How does one eat an elephant … one bite at a time, right?
That one-liner describes how an incredibly complex task can be accomplished by stating a goal, gathering facts, initiating action and formulating an overall plan from a series of achievable actions using available resources.
That also describes a feasibility study by the U.S. Army Corps of Engineers, though we’d work hard to avoid harming an actual elephant.
Since February 2012, Corps feasibility studies are guided by our "3x3x3 Rule": producing the report in no more than three years; with cost not greater than $3M; and involving three levels of Corps experts throughout the study process. Complex studies may require time and funds beyond three years and three million dollars to complete, but those complex studies are the exception rather than the rule.
A Corps feasibility study involves assessing problems and opportunities related to water resources; finding alternative solutions to those problems; alternative comparison; and selection.
The study incorporates quality engineering, economics, real estate and environmental analysis within a Project Delivery Team. The PDT develops the feasibility report through several iterations, with the draft report growing over time and confirmed at milestones throughout the study process.
A typical Corps PDT includes a project manager, a planner, a civil engineer, a geotechnical engineer, an hydrologist, an hydraulic engineer, a biologist or other environmental specialist, a cost engineer, a real estate specialist, and an historian/archaeologist. Each is responsible for identifying water resources problems and assisting in formulating solutions to those problems. The key to a successful feasibility study is this interdisciplinary approach to solving problems.
Coordination with state and federal resource agencies and tribal leadership begins with the outset of the scoping phase at the district level.
That communication and collaboration follows throughout the study, minimizing any possible delays and maximizing time invested.

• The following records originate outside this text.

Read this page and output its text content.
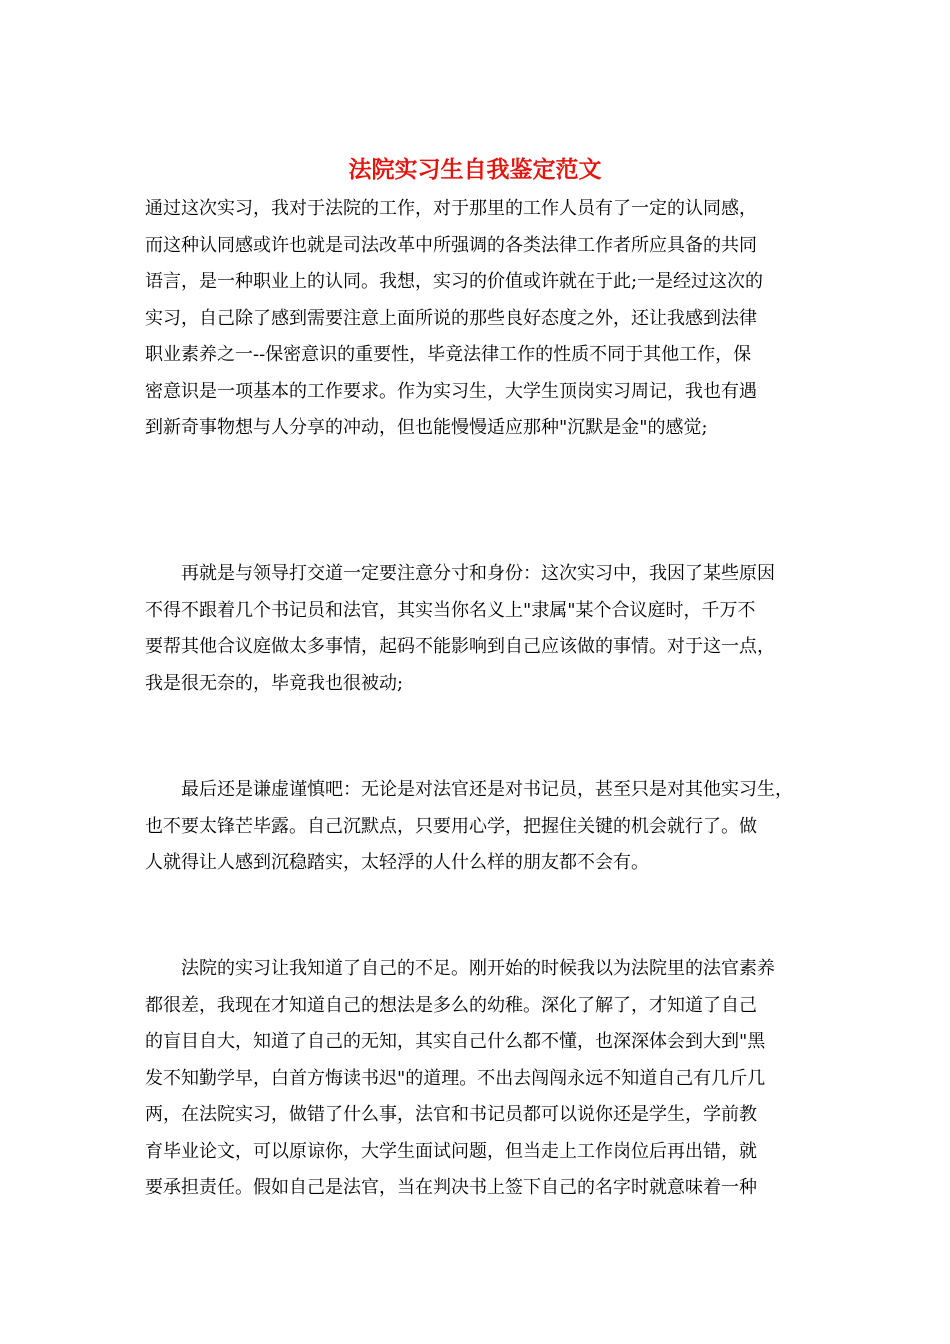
法院实习生自我鉴定范文
通过这次实习，我对于法院的工作，对于那里的工作人员有了一定的认同感，
而这种认同感或许也就是司法改革中所强调的各类法律工作者所应具备的共同
语言，是一种职业上的认同。我想，实习的价值或许就在于此;一是经过这次的
实习，自己除了感到需要注意上面所说的那些良好态度之外，还让我感到法律
职业素养之一--保密意识的重要性，毕竟法律工作的性质不同于其他工作，保
密意识是一项基本的工作要求。作为实习生，大学生顶岗实习周记，我也有遇
到新奇事物想与人分享的冲动，但也能慢慢适应那种"沉默是金"的感觉;
　　再就是与领导打交道一定要注意分寸和身份：这次实习中，我因了某些原因
不得不跟着几个书记员和法官，其实当你名义上"隶属"某个合议庭时，千万不
要帮其他合议庭做太多事情，起码不能影响到自己应该做的事情。对于这一点，
我是很无奈的，毕竟我也很被动;
　　最后还是谦虚谨慎吧：无论是对法官还是对书记员，甚至只是对其他实习生，
也不要太锋芒毕露。自己沉默点，只要用心学，把握住关键的机会就行了。做
人就得让人感到沉稳踏实，太轻浮的人什么样的朋友都不会有。
　　法院的实习让我知道了自己的不足。刚开始的时候我以为法院里的法官素养
都很差，我现在才知道自己的想法是多么的幼稚。深化了解了，才知道了自己
的盲目自大，知道了自己的无知，其实自己什么都不懂，也深深体会到大到"黑
发不知勤学早，白首方悔读书迟"的道理。不出去闯闯永远不知道自己有几斤几
两，在法院实习，做错了什么事，法官和书记员都可以说你还是学生，学前教
育毕业论文，可以原谅你，大学生面试问题，但当走上工作岗位后再出错，就
要承担责任。假如自己是法官，当在判决书上签下自己的名字时就意味着一种
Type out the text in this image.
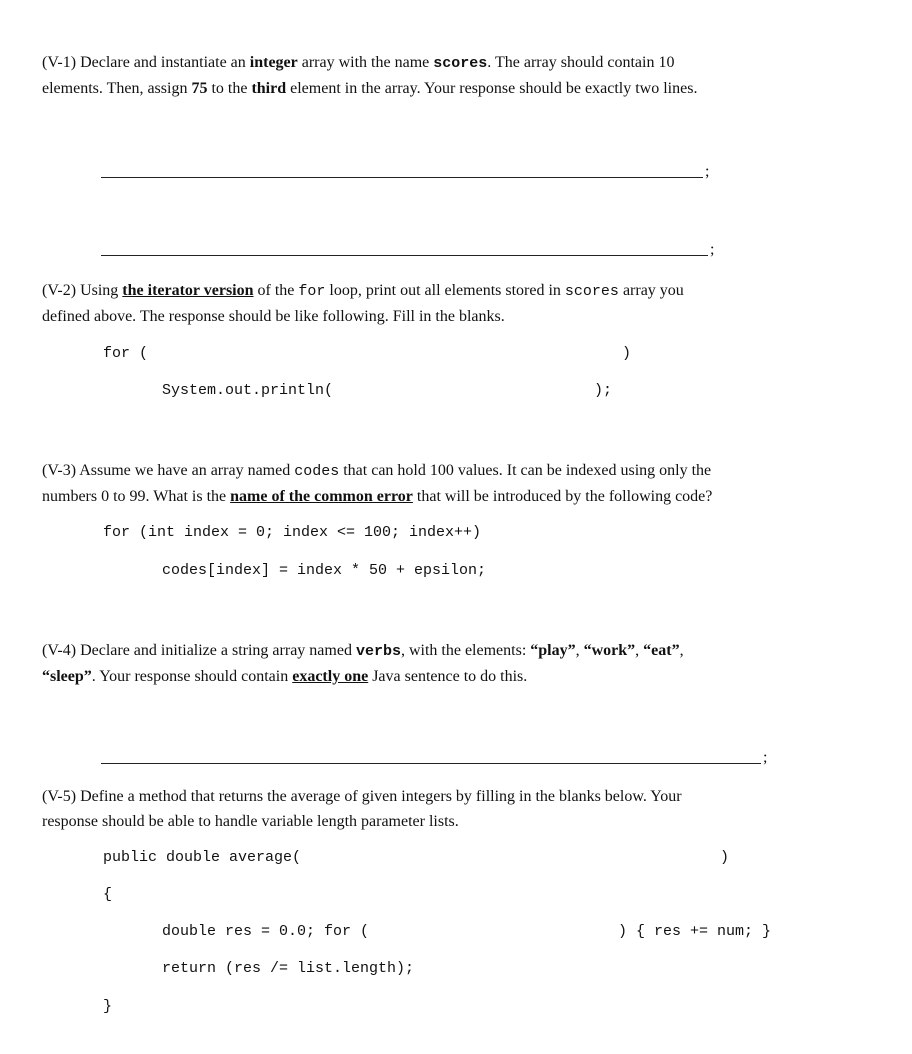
(V-1) Declare and instantiate an integer array with the name scores. The array should contain 10
elements. Then, assign 75 to the third element in the array. Your response should be exactly two lines.
;
;
(V-2) Using the iterator version of the for loop, print out all elements stored in scores array you
defined above. The response should be like following. Fill in the blanks.
for (	)
System.out.println(	);
(V-3) Assume we have an array named codes that can hold 100 values. It can be indexed using only the
numbers 0 to 99. What is the name of the common error that will be introduced by the following code?
for (int index = 0; index <= 100; index++)
codes[index] = index * 50 + epsilon;
(V-4) Declare and initialize a string array named verbs, with the elements: “play”, “work”, “eat”,
“sleep”. Your response should contain exactly one Java sentence to do this.
;
(V-5) Define a method that returns the average of given integers by filling in the blanks below. Your
response should be able to handle variable length parameter lists.
public double average(	)
{
double res = 0.0; for (	) { res += num; }
return (res /= list.length);
}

For example, established roles of the U.S. Fish and Wildlife Service and National Oceanic and Atmospheric Administration (NOAA) Fisheries are retained and re-emphasized in the feasibility study process with a focus on early coordination.
Feasibility study review includes both internal and external review, all detailed in the study’s review plan. External reviews include formal periods for public review during initial scoping and during formulation of the environmental impact documents.
The final product, an integrated feasibility study report, presents science-based decisions and the reasons that led to those decisions.
After all reviews are successful, results of the feasibility study become a Chief’s Report and can be presented to Congress for funding consideration.